Chinese authorities place restrictions on North Korean sojourn periods

 North Korean workers travel on the Sino-Korean Friendship Bridge from Sinuiju to Dandong
North Korean workers travel on the Sino-Korean Friendship Bridge from Sinuiju to Dandong. Image: Daily NK

North Korean workers are returning en masse to North Korea from Dandong in China’s Liaoning Province in what some observers suggest is an outcome of the failure of the US-DPRK summit in Hanoi.

“In early March, Chinese authorities restricted the period in which North Koreans can reside in Dandong to just one week,” a source in China close to North Korean affairs told Daily NK. “North Korean employees of restaurants, saunas and other places all returned home in early March and even those working in clothing companies returned home.”

“The Chinese authorities are at the heart of this mass exodus back to North Korea,” he continued, referring to the fact that “Chinese authorities don’t place limits on how many times North Koreans can visit China, but they have demanded that people must renew their visas back in North Korea once their sojourn period has ended.”

After Kim Jong Un’s visit to China in March last year, the Sino-DPRK relationship warmed and large numbers of North Korean workers were sent to China for work.

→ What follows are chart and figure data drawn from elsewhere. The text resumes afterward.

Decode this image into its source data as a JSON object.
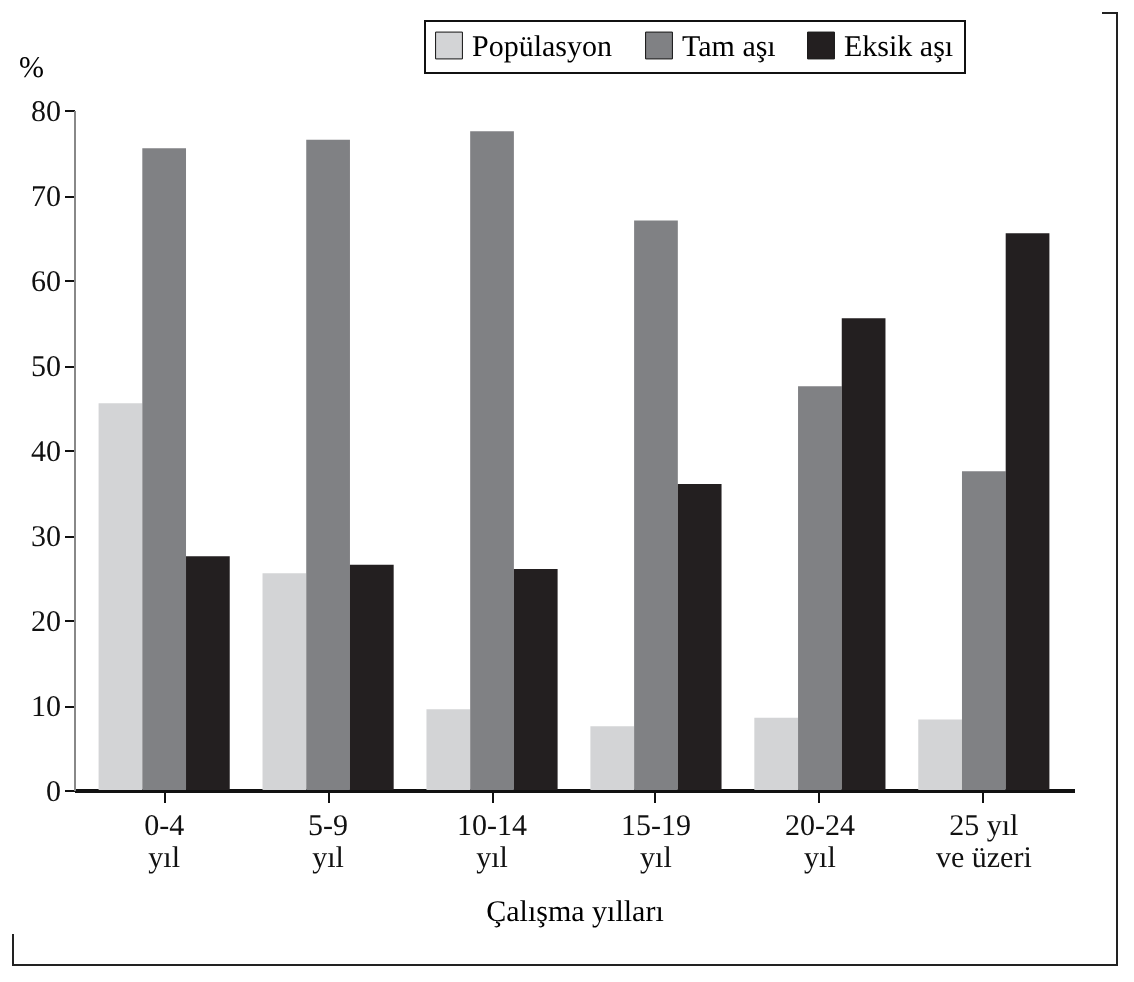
{
  "chart_data": {
    "type": "bar",
    "xlabel": "Çalışma yılları",
    "ylabel": "%",
    "categories": [
      "0-4\nyıl",
      "5-9\nyıl",
      "10-14\nyıl",
      "15-19\nyıl",
      "20-24\nyıl",
      "25 yıl\nve üzeri"
    ],
    "series": [
      {
        "name": "Popülasyon",
        "color": "#d3d4d6",
        "values": [
          45.5,
          25.5,
          9.5,
          7.5,
          8.5,
          8.3
        ]
      },
      {
        "name": "Tam aşı",
        "color": "#808184",
        "values": [
          75.5,
          76.5,
          77.5,
          67,
          47.5,
          37.5
        ]
      },
      {
        "name": "Eksik aşı",
        "color": "#231f20",
        "values": [
          27.5,
          26.5,
          26,
          36,
          55.5,
          65.5
        ]
      }
    ],
    "ylim": [
      0,
      80
    ],
    "yticks": [
      0,
      10,
      20,
      30,
      40,
      50,
      60,
      70,
      80
    ],
    "legend": "top right",
    "grid": false
  }
}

Just a year later, however, the situation has completely changed.

“The Chinese are restricting sojourn periods for North Koreans to only a month,” said a North Korean official who Daily NK met in China’s Dandong city. “Eventually, all the North Koreans in China will have to go back.”

“The first phase the Chinese are conducting involves shortening sojourn periods to just one month, while the second phase in May or June will likely involve restrictions on passes given out to people to cross the border for business or family,” said the official. “The last phase in December will involve everyone else returning.”

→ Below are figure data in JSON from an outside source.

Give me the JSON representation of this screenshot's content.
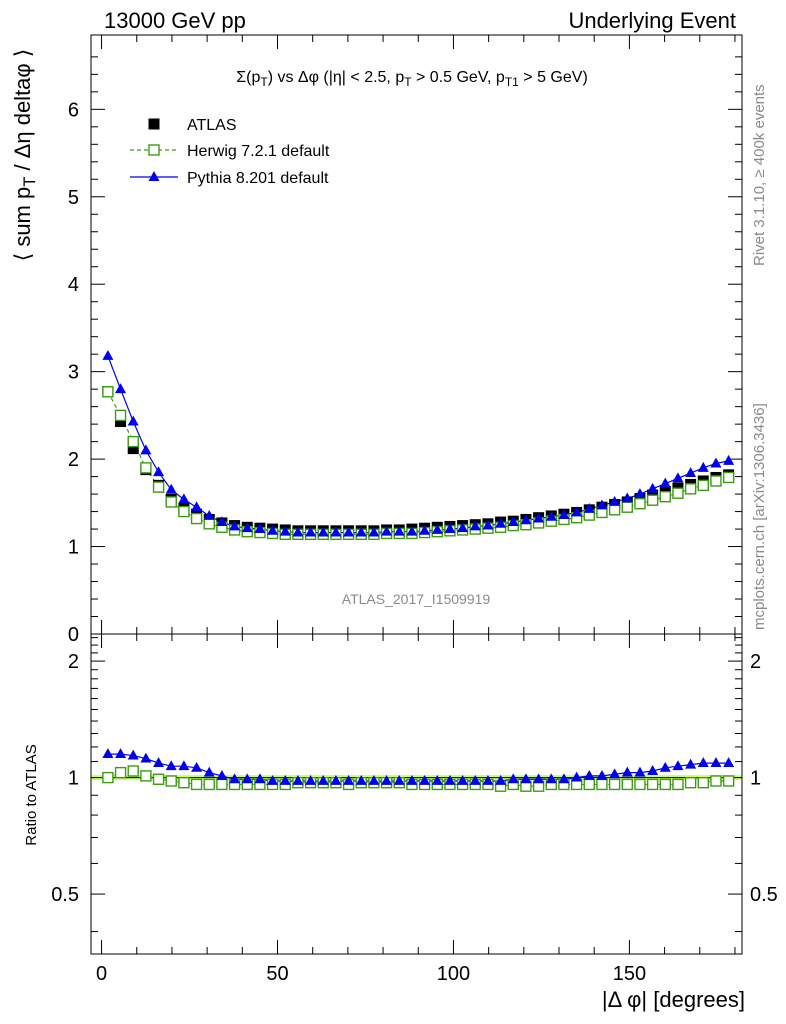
{
  "header": {
    "left": "13000 GeV pp",
    "right": "Underlying Event"
  },
  "watermarks": {
    "rivet": "Rivet 3.1.10, ≥ 400k events",
    "mcplots": "mcplots.cern.ch [arXiv:1306.3436]",
    "analysis": "ATLAS_2017_I1509919"
  },
  "colors": {
    "atlas": "#000000",
    "herwig": "#3c9c14",
    "pythia": "#0000ee",
    "band": "#ccff66"
  },
  "chart_data": [
    {
      "type": "scatter",
      "panel": "main",
      "title": "Σ(p_T) vs Δφ (|η| < 2.5, p_T > 0.5 GeV, p_T1 > 5 GeV)",
      "ylabel": "⟨ sum p_T / Δη deltaφ ⟩",
      "xlabel": "",
      "xlim": [
        -3,
        182
      ],
      "ylim": [
        0,
        6.85
      ],
      "yticks": [
        1,
        2,
        3,
        4,
        5,
        6
      ],
      "ytick_labels": [
        "1",
        "2",
        "3",
        "4",
        "5",
        "6"
      ],
      "y_bottom_label": "0",
      "legend": {
        "position": "top-left",
        "entries": [
          "ATLAS",
          "Herwig 7.2.1 default",
          "Pythia 8.201 default"
        ]
      },
      "x": [
        1.8,
        5.4,
        9.0,
        12.6,
        16.2,
        19.8,
        23.4,
        27.0,
        30.6,
        34.2,
        37.8,
        41.4,
        45.0,
        48.6,
        52.2,
        55.8,
        59.4,
        63.0,
        66.6,
        70.2,
        73.8,
        77.4,
        81.0,
        84.6,
        88.2,
        91.8,
        95.4,
        99.0,
        102.6,
        106.2,
        109.8,
        113.4,
        117.0,
        120.6,
        124.2,
        127.8,
        131.4,
        135.0,
        138.6,
        142.2,
        145.8,
        149.4,
        153.0,
        156.6,
        160.2,
        163.8,
        167.4,
        171.0,
        174.6,
        178.2
      ],
      "series": [
        {
          "name": "ATLAS",
          "marker": "filled-square",
          "values": [
            2.77,
            2.43,
            2.12,
            1.88,
            1.7,
            1.54,
            1.44,
            1.37,
            1.31,
            1.27,
            1.24,
            1.22,
            1.21,
            1.2,
            1.19,
            1.18,
            1.18,
            1.18,
            1.18,
            1.18,
            1.18,
            1.18,
            1.19,
            1.19,
            1.2,
            1.21,
            1.22,
            1.23,
            1.24,
            1.25,
            1.26,
            1.28,
            1.29,
            1.31,
            1.33,
            1.35,
            1.37,
            1.39,
            1.42,
            1.45,
            1.48,
            1.51,
            1.55,
            1.59,
            1.63,
            1.67,
            1.71,
            1.75,
            1.79,
            1.82
          ]
        },
        {
          "name": "Herwig 7.2.1 default",
          "marker": "open-square",
          "values": [
            2.77,
            2.5,
            2.2,
            1.9,
            1.68,
            1.51,
            1.4,
            1.32,
            1.26,
            1.22,
            1.19,
            1.17,
            1.16,
            1.15,
            1.14,
            1.14,
            1.14,
            1.14,
            1.14,
            1.14,
            1.14,
            1.14,
            1.15,
            1.15,
            1.15,
            1.16,
            1.17,
            1.18,
            1.19,
            1.2,
            1.21,
            1.22,
            1.24,
            1.25,
            1.27,
            1.29,
            1.31,
            1.33,
            1.36,
            1.39,
            1.42,
            1.45,
            1.49,
            1.53,
            1.57,
            1.61,
            1.66,
            1.7,
            1.75,
            1.79
          ]
        },
        {
          "name": "Pythia 8.201 default",
          "marker": "filled-triangle",
          "values": [
            3.18,
            2.8,
            2.43,
            2.1,
            1.85,
            1.65,
            1.54,
            1.45,
            1.35,
            1.28,
            1.23,
            1.21,
            1.2,
            1.18,
            1.17,
            1.16,
            1.16,
            1.16,
            1.16,
            1.16,
            1.16,
            1.16,
            1.17,
            1.17,
            1.17,
            1.18,
            1.19,
            1.2,
            1.21,
            1.23,
            1.24,
            1.26,
            1.28,
            1.3,
            1.32,
            1.34,
            1.36,
            1.39,
            1.43,
            1.47,
            1.51,
            1.55,
            1.6,
            1.66,
            1.72,
            1.78,
            1.84,
            1.9,
            1.95,
            1.98
          ]
        }
      ]
    },
    {
      "type": "scatter",
      "panel": "ratio",
      "ylabel": "Ratio to ATLAS",
      "xlabel": "|Δ φ| [degrees]",
      "xlim": [
        -3,
        182
      ],
      "ylim": [
        0.35,
        2.35
      ],
      "ytick_labels": [
        {
          "value": 0.5,
          "text": "0.5"
        },
        {
          "value": 1.0,
          "text": "1"
        },
        {
          "value": 2.0,
          "text": "2"
        }
      ],
      "xticks": [
        0,
        50,
        100,
        150
      ],
      "xtick_labels": [
        "0",
        "50",
        "100",
        "150"
      ],
      "band": {
        "lower": 0.985,
        "upper": 1.015
      },
      "series": [
        {
          "name": "Herwig 7.2.1 default",
          "values": [
            1.0,
            1.03,
            1.04,
            1.01,
            0.99,
            0.98,
            0.97,
            0.96,
            0.96,
            0.96,
            0.96,
            0.96,
            0.96,
            0.96,
            0.96,
            0.97,
            0.97,
            0.97,
            0.97,
            0.96,
            0.97,
            0.97,
            0.97,
            0.97,
            0.96,
            0.96,
            0.96,
            0.96,
            0.96,
            0.96,
            0.96,
            0.95,
            0.96,
            0.95,
            0.95,
            0.96,
            0.96,
            0.96,
            0.96,
            0.96,
            0.96,
            0.96,
            0.96,
            0.96,
            0.96,
            0.96,
            0.97,
            0.97,
            0.98,
            0.98
          ]
        },
        {
          "name": "Pythia 8.201 default",
          "values": [
            1.15,
            1.15,
            1.14,
            1.12,
            1.09,
            1.07,
            1.07,
            1.06,
            1.03,
            1.01,
            0.99,
            0.99,
            0.99,
            0.98,
            0.98,
            0.98,
            0.98,
            0.98,
            0.98,
            0.98,
            0.98,
            0.98,
            0.98,
            0.98,
            0.98,
            0.98,
            0.98,
            0.98,
            0.98,
            0.98,
            0.98,
            0.98,
            0.99,
            0.99,
            0.99,
            0.99,
            0.99,
            1.0,
            1.01,
            1.01,
            1.02,
            1.03,
            1.03,
            1.04,
            1.06,
            1.07,
            1.08,
            1.09,
            1.09,
            1.09
          ]
        }
      ]
    }
  ]
}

The Sino-DPRK relationship appeared to improve a great deal given the four summits that have occurred between the country’s two leaders over the course of a year, suggesting that the actions the Chinese authorities have taken are sudden.

Some observers believe that the failure of the US-DPRK summit in Hanoi and the ongoing US-China trade war are major factors.

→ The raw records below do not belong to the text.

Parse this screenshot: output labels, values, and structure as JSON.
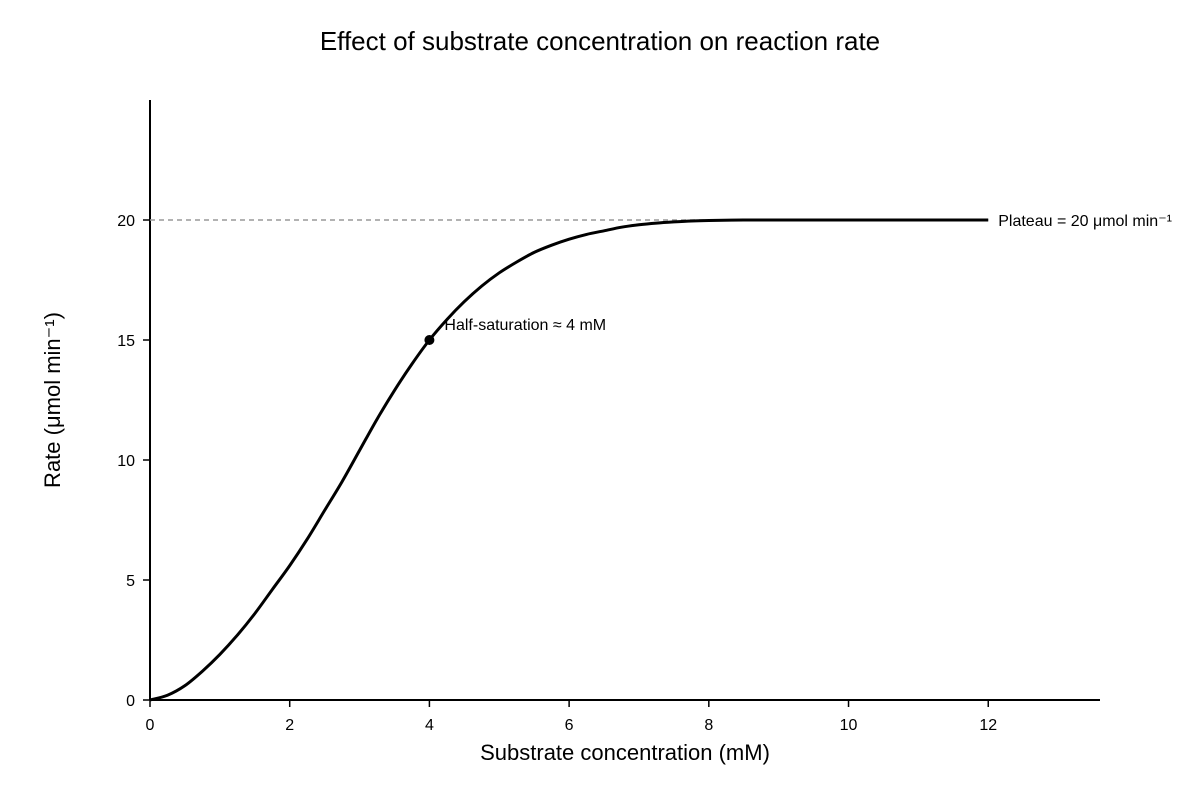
{
  "chart_data": {
    "type": "line",
    "title": "Effect of substrate concentration on reaction rate",
    "xlabel": "Substrate concentration (mM)",
    "ylabel": "Rate (μmol min⁻¹)",
    "xlim": [
      0,
      13.6
    ],
    "ylim": [
      0,
      25
    ],
    "xticks": [
      0,
      2,
      4,
      6,
      8,
      10,
      12
    ],
    "yticks": [
      0,
      5,
      10,
      15,
      20
    ],
    "grid": false,
    "legend": "none",
    "colors": {
      "line": "#000000",
      "reference": "#999999",
      "axis": "#000000"
    },
    "series": [
      {
        "x": [
          0,
          0.25,
          0.5,
          0.75,
          1,
          1.25,
          1.5,
          1.75,
          2,
          2.25,
          2.5,
          2.75,
          3,
          3.25,
          3.5,
          3.75,
          4,
          4.25,
          4.5,
          4.75,
          5,
          5.25,
          5.5,
          5.75,
          6,
          6.25,
          6.5,
          6.75,
          7,
          7.25,
          7.5,
          7.75,
          8,
          8.5,
          9,
          9.5,
          10,
          10.5,
          11,
          11.5,
          12
        ],
        "y": [
          0,
          0.2,
          0.6,
          1.2,
          1.9,
          2.7,
          3.6,
          4.6,
          5.6,
          6.7,
          7.9,
          9.1,
          10.4,
          11.7,
          12.9,
          14.0,
          15.0,
          15.85,
          16.6,
          17.25,
          17.8,
          18.25,
          18.65,
          18.95,
          19.2,
          19.4,
          19.55,
          19.7,
          19.8,
          19.87,
          19.92,
          19.96,
          19.98,
          20.0,
          20.0,
          20.0,
          20.0,
          20.0,
          20.0,
          20.0,
          20.0
        ]
      }
    ],
    "reference_line": {
      "y": 20,
      "x_range": [
        0,
        12
      ],
      "label": "Plateau = 20 μmol min⁻¹"
    },
    "highlight_point": {
      "x": 4,
      "y": 15,
      "label": "Half-saturation ≈ 4 mM"
    }
  }
}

“The failure of the US-DPRK summit seems to be the reason,” said the official. “The Chinese are in a trade war with the American [expletive] so they have to meet with them. They want to show the Americans that they are following UN sanctions so they are kicking our poor workers out.”

The official suggested that China is suffering from difficulties due to the trade war with the US and is thus removing North Korean workers from the country as a way of strengthening its negotiating hand with the Americans in advance of a US-China summit, which could determine the direction the trade war takes.

As the US continues to pressure North Korea to denuclearize, China appears to be adding to that pressure while pursuing its own national interests.

Moreover, the UN has made it impossible for North Korean workers overseas to renew their visas and prevented new workers from going abroad through Resolutions 2371 and 2375 in 2017. This has given China a pretext to follow the UN sanctions on North Korea to the letter.

North Korean women workers at the customs office in Dandong
North Korean women workers at the customs office in Dandong. image: Daily NK

The sudden restrictions on North Korean sojourn periods in China have led to stunned reactions among North Korean workers in China.

“North Koreans who received visas have had to pay a lot in bribes to get them, but now they have to return home. They can’t earn much in just a week’s time,” a North Korean workers in China told Daily NK.

“Everyone’s really angry and frustrated. We couldn’t foresee China doing something like this to us.”

“All the restaurant and trade company workers in Dandong were worried after the failure of the second US-DPRK summit,” he added. “The Chinese authorities seem to be sending us all back to North Korea to improve their relations with the US because of the US-China trade war.”

The UN passed Resolution 2397 in 2017. The resolution demands that all North Korean workers abroad return home by the end of 2019.

Meanwhile, North Korean workers in China are in a state of considerable unrest as news of the Chinese restrictions on sojourn periods has spread.

“I had hoped that we wouldn’t be sent back if the US-DPRK summit was successful, but I’ve totally abandoned all hope after hearing about what’s happened in Dandong,” a North Korean official managing North Korean workers in China’s Jilin Province said.

“Workers who have heard about it are already packing to return home and are even buying things in Chinese markets.”